ACCA《F1会计师与企业》辅导要点13
来源 :中华考试网 2016-04-09
中11 Discharge, breach of contract and remedies
1 Discharge
1.1 A contract can be discharged in a number of ways. The method of discharge may amount to a breach of contract and hence give rise to a claim for damages. However, there are other methods of discharging a contract that will not give rise to a breach of contract claim namely discharge by
(a) Agreement
(b) Performance.
1.2 Agreement
(a) Agreement means that both parties agree that the contract be discharged. Some contracts provide for discharge by agreement for example by expressly stating that the contract can be discharged by notice.
Alternatively:
(b) The contract can be discharged by a completely new agreement e.g. where one party agrees to accept a change in the other's performance (a 'variation' agreement). To be binding such agreements themselves must be supported by consideration.
1.3 Performance
(a) This is the most common way in which a contract is discharged. It is important that performance occurs as without it there will be a breach of contract. It would also be inequitable to allow one party to sue another for breach if he himself has not performed the terms of the contract exactly and completely. This is known as the rule in Cutter v Powell.
(b) Sometimes the rule is Cutter v Powell can act harshly and hence some exceptions to the rule have developed for example where non-performance has been caused by the other party.
1.4 Breach
(a) Contracts can be discharged by fundamental breaches of contract.
(b) Breach of condition:
(i) Straightforward breach is easy enough to understand. One or both parties are not complying with the conditions of the contract. Remember the injured party may only bring the contract to an end if there has been a breach of condition.
(ii) Anticipatory breach is where one party indicates that he does not intend to complete his part of the contract. The innocent party (the claimant) can sue on notice.
But claimant can elect to ignore the breach, complete his part of the contract and then sue: White and Carter (Councils) Ltd v McGregor
If the claimant so elects he must complete his part properly or he himself will be liable for breach.
Actions for anticipatory breach should be started at once otherwise factors may intervene which mean the contract is automatically discharged (e.g. on outbreak of war that would render the contract illegal).
2 Remedies
2.1 (a) The remedies for breach of contract you need to be aware of are:
(i) damages
(ii) action for price
(iii) quantum meruit
(iv) specific performance
(v) injunction
(vi) rescission
3 DAMAGES – Available only if the injured party has completed his contractual obligations
3.1 Aim is to place the innocent party (or claimant) in the same position as if the contract had been performed.

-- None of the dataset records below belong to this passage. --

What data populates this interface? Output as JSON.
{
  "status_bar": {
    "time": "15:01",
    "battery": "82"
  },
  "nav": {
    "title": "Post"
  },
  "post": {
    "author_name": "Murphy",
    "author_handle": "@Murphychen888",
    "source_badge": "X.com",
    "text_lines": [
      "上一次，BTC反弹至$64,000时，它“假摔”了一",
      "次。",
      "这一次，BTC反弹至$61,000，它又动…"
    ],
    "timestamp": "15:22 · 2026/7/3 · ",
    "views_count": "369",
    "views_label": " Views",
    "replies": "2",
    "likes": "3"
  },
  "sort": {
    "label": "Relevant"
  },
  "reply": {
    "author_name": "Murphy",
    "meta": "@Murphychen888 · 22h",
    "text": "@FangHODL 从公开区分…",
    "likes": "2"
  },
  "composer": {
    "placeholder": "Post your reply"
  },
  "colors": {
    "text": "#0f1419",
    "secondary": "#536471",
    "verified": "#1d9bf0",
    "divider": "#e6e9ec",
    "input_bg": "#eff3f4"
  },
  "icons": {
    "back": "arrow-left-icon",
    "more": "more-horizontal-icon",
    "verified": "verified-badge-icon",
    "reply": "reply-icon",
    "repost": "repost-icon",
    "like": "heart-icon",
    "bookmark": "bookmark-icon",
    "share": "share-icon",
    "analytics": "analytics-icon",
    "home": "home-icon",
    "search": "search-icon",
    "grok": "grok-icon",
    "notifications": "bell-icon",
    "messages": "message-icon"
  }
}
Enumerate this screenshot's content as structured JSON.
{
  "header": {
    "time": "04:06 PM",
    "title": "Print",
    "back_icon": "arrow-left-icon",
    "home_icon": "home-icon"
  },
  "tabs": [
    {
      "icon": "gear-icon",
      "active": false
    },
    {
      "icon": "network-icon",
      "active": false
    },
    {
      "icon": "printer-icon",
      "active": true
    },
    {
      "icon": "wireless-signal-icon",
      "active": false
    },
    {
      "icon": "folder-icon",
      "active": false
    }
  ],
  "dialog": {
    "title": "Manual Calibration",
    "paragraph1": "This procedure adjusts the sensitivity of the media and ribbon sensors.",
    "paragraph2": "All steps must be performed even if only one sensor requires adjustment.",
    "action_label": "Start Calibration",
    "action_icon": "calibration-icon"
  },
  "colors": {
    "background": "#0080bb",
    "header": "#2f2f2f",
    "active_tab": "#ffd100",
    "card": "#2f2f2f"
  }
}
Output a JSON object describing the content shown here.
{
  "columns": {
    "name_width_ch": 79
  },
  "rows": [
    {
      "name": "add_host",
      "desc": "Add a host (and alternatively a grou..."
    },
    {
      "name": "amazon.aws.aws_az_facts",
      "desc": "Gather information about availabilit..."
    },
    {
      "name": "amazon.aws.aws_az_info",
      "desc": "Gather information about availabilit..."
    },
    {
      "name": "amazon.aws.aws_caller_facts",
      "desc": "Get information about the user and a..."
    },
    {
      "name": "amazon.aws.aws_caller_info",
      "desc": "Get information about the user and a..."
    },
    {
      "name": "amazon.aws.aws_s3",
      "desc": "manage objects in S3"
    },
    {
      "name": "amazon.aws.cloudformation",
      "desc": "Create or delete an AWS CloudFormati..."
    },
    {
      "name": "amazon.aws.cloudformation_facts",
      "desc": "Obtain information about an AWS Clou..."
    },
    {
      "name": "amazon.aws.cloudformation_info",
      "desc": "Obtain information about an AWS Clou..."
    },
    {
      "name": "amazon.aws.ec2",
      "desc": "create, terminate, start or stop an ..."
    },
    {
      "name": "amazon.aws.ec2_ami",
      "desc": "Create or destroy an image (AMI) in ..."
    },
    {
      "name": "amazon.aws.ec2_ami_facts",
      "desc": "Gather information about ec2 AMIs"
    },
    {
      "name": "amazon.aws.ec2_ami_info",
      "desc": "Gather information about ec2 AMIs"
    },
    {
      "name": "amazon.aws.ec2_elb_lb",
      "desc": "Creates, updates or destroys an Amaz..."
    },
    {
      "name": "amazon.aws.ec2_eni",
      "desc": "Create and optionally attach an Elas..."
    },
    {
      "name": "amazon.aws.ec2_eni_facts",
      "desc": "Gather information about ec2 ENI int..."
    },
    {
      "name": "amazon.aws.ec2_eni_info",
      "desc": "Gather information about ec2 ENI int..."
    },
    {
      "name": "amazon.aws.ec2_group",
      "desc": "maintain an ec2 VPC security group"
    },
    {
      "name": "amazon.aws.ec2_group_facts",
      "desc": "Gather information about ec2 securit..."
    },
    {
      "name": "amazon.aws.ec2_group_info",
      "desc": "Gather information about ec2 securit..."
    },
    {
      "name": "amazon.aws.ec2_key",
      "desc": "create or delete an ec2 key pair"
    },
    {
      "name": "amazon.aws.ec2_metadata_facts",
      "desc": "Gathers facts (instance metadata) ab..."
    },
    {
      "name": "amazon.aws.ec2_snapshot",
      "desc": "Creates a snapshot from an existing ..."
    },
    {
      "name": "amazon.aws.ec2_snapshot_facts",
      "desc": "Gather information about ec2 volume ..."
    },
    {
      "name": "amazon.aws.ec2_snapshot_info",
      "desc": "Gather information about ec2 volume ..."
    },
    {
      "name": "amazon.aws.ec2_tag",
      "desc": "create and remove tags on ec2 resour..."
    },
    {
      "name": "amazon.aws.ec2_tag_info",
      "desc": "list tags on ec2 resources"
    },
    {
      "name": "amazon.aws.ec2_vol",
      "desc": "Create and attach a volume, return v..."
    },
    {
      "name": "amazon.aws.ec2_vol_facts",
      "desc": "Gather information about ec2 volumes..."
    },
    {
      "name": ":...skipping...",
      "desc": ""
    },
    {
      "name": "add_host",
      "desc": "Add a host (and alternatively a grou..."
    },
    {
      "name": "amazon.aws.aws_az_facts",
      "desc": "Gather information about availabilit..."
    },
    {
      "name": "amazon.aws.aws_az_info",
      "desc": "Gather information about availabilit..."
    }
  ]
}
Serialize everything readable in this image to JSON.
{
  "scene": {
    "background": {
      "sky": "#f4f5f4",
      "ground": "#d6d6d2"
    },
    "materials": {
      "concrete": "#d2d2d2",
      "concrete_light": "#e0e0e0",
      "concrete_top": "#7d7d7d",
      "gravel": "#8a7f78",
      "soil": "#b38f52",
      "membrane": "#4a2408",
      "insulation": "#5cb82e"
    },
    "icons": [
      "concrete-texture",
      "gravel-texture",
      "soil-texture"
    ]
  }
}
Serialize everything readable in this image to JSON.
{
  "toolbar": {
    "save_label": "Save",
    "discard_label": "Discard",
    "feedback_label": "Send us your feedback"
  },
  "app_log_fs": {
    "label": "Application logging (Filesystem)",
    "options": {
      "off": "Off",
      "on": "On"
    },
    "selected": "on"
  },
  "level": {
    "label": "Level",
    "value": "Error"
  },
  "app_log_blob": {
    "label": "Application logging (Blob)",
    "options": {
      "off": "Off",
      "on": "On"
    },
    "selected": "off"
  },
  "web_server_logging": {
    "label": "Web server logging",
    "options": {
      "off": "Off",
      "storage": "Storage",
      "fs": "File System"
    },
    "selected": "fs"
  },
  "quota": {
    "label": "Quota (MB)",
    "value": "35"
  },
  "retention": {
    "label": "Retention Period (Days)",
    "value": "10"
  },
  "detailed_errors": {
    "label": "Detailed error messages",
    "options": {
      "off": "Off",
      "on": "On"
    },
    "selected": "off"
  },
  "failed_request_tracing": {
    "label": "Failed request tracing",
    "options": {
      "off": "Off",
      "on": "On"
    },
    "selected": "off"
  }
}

3.2 The intention is not punishment, but compensation. This reflects the fact that a breach of contract claim is on the basis that something should have been done, but wasn’t.
Remoteness of damages
3.3 (a) Damages are awarded to compensate for loss of bargain or to extent of contractual expectations. Some limit is placed on the nature and scope of loss recoverable.
Rule in Hadley v Baxendale make losses compensatable if:
(i) they arise naturally; and
(ii) they are within the reasonable contemplation of the parties at time of contract.
(b) See also: Victoria Laundry v Newman Industries
Measure of damages
3.4 (a) Assessed with reference to doctrine of restitution.
(b) One can only claim for actual loss suffered. Note however that nominal damages can be available.
(c) Non financial loss may be recoverable where contract is one for provision of enjoyment or peace of mind: Jarvis v Swan Tours. Also the courts may award damages for distress and loss of amenity where the cost of curing a defect is excessive: Ruxley Electronics v Forsyth.